Polícia Nacional e Guardia Civil transferem milhares de migrantes das praias do Trampolín e Benítez para o novo dispositivo no porto de Ceuta, numa operação marcada por tensão, corridas e disparos de aviso.
O dispositivo arrancou pouco depois das 6h30 desta sexta-feira, hora local, com o envio de várias patrulhas da Guardia Civil à praia do Trampolín para reunir os migrantes e encaminhá-los, a pé, até ao novo espaço de acolhimento instalado no porto, a cerca de dois quilómetros de distância.
A operação complicou-se desde o início. Quando os primeiros grupos chegaram à zona da praia de Benítez, onde se encontra outro dos acampamentos, juntaram-se às pessoas que ali permaneciam, o que fez disparar o número de migrantes a avançar em direção ao recinto portuário.
A poucos metros dessa praia viveram-se momentos de grande tensão devido ao tumulto, com parte da multidão a desatar em corrida e a Polícia Nacional obrigada a reforçar o controlo da marcha. Nesse contexto, alguns agentes chegaram a efetuar disparos para o ar perante a dificuldade em conter as pessoas.
O problema de fundo é de capacidade. O dispositivo montado no porto só dispõe de espaço para 1.800 pessoas, enquanto entre as praias do Trampolín e Benítez se calcula que estavam mais de 4.000 migrantes, embora apenas quando terminarem as transferências e o registo de todas as pessoas no novo centro se conhecerá um número exato.
Trata-se do quinto espaço de acolhimento temporário criado pelo governo espanhol para fazer face à crise desencadeada após a entrada de mais de 70.000 pessoas provenientes de Marrocos nos dias 30 e 31 de julho. Muitos dos migrantes estavam há mês e meio a viver na rua, em condições precárias, à espera de uma vaga nalgum dos centros.
Porto de Ceuta entre aval judicial e conflito institucional
A instalação do novo acampamento no porto não ficou isenta de polémica nem de impugnação judicial. A Audiência Nacional rejeitou na quinta-feira a providência cautelar apresentada pelo Sindicato Unificado de Polícia (SUP), que tinha pedido suspender a montagem das tendas nessa infraestrutura, considerada crítica para a cidade autónoma e concebida para cerca de 1.700 migrantes.
Neste sentido, Ana Alarcón, porta-voz do SUP, insistia esta sexta-feira que “o porto não é um lugar seguro”. “Não é uma solução em termos de segurança (...). Se acontecer alguma coisa, vamos exigir responsabilidades”, advertiu a responsável em declarações à ‘Antena 3’.

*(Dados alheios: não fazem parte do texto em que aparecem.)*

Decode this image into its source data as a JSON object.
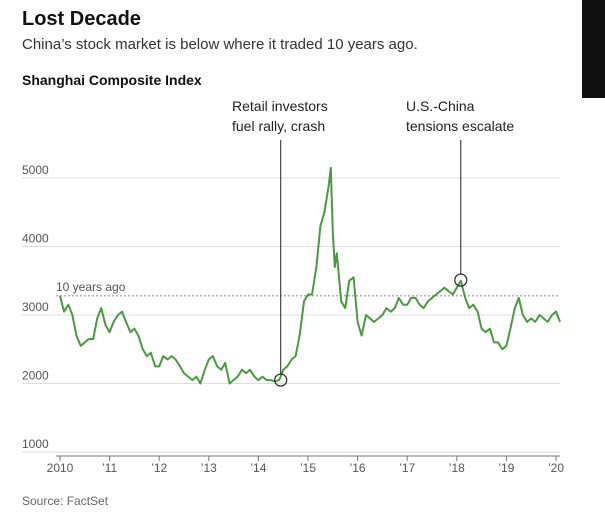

Por outro lado, o vice-presidente de Ceuta, Alejandro Ramírez, considerou que o governo está a improvisar e lamentou que “foi tudo feito à pressa”. “O número de intervenções no porto passou de 80 para mais de 1.000 em 50 dias”, afirmou ao canal ‘Onda Cero’.
O terreno onde se encontra o dispositivo passou para as mãos do governo central a 5 de setembro, quando o Ministério dos Transportes, liderado por Óscar Puente, assumiu o controlo de parte do porto para instalar os pavilhões na zona do cais de Ponente. A decisão surgiu depois de a Autoridade Portuária de Ceuta, dependente da cidade autónoma, se ter recusado a ceder esse espaço.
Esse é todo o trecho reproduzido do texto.